Harburg neu denken: Hauptforderung wird Traum bleiben

HarburgCenter2Harburg – Der Saal des Sozialen Dienstleistungszentrum (SDZ) voll nachdenklicher Menschen, dazu Leckereien vom Blech, Getränke, bunte Kärtchen und

Klebepunkte, ein paar Stellwände. „Und dazu viele Harburgerinnen und Harburger, die man sonst nicht so häufig sieht“, sagte Baudezernent Jörg Penner. Allein deshalb habe sich dieser Abend gelohnt.

Das Bezirksamt und die „Urbanisten“ rund um Niels Petrin, TU Hamburg-Absolvent in den Fächern Städtebau und Stadtplanung, hatten dazu aufgerufen, „Harburg neu zu denken“. Im Klartext: Harburgerinnen und Harburg, spinnt euch die Zukunft in eurem Quartier zusammen, macht Vorschläge, auch erst mal ohne Rücksicht auf Realisierungschancen.

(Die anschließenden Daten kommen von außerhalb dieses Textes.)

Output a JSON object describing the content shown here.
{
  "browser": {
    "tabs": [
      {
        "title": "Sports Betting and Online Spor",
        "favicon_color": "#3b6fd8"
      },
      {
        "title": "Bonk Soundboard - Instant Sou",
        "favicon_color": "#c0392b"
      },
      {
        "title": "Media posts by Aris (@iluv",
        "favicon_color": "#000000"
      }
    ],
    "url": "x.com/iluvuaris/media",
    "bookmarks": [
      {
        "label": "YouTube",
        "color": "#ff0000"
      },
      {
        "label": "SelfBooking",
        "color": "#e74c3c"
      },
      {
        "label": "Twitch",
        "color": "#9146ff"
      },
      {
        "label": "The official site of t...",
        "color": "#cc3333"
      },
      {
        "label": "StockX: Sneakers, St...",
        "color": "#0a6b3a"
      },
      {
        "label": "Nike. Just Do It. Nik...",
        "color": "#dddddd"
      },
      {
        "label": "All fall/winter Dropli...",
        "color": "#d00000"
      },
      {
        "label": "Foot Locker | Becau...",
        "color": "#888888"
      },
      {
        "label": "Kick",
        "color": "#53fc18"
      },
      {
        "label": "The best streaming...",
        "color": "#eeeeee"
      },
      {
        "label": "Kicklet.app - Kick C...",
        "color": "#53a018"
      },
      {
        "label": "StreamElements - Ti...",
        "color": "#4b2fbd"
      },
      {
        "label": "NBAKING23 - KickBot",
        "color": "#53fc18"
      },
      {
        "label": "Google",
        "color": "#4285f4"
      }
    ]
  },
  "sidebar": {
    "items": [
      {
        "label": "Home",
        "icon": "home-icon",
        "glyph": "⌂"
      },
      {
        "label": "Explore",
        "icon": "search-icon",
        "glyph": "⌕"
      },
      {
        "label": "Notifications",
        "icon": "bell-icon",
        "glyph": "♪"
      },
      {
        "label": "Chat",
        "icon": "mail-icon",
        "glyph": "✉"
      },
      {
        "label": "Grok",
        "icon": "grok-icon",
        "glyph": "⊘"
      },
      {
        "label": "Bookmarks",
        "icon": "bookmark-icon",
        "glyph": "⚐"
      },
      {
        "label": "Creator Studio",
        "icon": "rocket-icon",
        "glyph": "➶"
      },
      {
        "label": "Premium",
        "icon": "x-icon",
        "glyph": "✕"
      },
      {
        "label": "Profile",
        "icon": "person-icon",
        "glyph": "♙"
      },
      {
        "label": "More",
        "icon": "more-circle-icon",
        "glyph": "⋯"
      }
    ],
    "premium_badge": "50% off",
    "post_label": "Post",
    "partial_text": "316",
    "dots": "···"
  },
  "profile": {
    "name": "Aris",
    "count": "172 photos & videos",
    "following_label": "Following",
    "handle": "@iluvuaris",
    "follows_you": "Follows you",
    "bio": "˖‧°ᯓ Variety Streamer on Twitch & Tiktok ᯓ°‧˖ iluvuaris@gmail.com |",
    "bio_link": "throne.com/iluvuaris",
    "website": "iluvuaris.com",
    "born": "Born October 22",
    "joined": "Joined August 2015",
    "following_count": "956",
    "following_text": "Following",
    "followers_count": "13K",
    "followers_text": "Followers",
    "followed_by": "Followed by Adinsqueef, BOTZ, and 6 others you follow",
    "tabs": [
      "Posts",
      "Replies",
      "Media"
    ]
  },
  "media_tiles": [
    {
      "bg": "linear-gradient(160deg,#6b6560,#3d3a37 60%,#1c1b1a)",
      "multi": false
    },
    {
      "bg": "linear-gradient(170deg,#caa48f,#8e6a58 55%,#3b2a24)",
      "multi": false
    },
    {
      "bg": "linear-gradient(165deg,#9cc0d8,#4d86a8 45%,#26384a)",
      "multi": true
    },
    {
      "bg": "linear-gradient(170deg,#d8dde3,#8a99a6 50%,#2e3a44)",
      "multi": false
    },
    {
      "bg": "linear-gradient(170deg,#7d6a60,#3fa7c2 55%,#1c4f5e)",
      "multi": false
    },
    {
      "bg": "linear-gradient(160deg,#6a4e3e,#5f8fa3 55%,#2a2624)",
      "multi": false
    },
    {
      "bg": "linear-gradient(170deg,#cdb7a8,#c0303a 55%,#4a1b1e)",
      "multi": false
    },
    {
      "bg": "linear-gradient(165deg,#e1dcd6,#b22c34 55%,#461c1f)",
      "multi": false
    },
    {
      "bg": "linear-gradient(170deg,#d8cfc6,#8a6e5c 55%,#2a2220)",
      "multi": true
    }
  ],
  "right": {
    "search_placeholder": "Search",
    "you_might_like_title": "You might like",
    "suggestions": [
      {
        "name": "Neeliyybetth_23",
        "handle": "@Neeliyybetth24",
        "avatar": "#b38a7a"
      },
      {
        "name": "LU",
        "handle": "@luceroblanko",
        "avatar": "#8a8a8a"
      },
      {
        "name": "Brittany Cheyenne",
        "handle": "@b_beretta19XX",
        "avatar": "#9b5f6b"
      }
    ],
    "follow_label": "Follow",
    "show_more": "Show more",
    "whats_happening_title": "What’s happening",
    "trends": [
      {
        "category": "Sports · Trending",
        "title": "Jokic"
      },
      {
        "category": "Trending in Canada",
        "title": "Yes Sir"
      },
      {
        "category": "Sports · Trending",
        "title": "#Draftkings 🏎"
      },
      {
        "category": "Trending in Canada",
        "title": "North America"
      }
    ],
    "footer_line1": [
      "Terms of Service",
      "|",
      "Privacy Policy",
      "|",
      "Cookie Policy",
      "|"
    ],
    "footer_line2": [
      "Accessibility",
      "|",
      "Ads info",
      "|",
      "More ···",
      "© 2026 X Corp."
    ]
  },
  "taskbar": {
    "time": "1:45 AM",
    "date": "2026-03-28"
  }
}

Es waren wohl 500 Ideen, die da in den vergangenen Wochen zusammen gekommen sind, viel ähnliches dabei, einiges recht schräg, einiges recht – naja, sagen wir mal – recht schlecht informiert (warum sonst schlägt jemand vor, im Harburg-Center endlich ein Museum für Harburger Stadtgeschichte einzurichten?), auffallend viele schlagen die Enteignung oder gleich den Komplett-Abriss eben jenes Harburg-Centers vor. Da musste Harburgs Chefstadtplaner Carl Henning von Ladiges gleich mal Hoffnungen dämpfen: „Eine Enteignung wird extrem schwer durchzusetzen sein. Und wir können den Eigentümer leider nicht zwingen, seine Immobilie zu nutzen.“

Um das alles ein wenig übersichtlicher zu machen, hatten Stadtplaner die Ideen gesichtet und in jedem der fünf Themenfelder die – ihrer Meinung nach – besten Ideen herausgefischt. Im Bereich „Shopping und Kultur“ fanden sie zum Beispiel sogenannte „Pop-up-Stores“ (sie werden in leer stehenden Geschäften kurzfristig und vorübergehend geöffnet), einen Sportplatz für Kinder oder ein White Dinner (gemeinsames Essen selbst mitgebrachter Speisen im öffentlichen Raum, alle haben ausschließlich weiße Klamotten an) für beachtenswert.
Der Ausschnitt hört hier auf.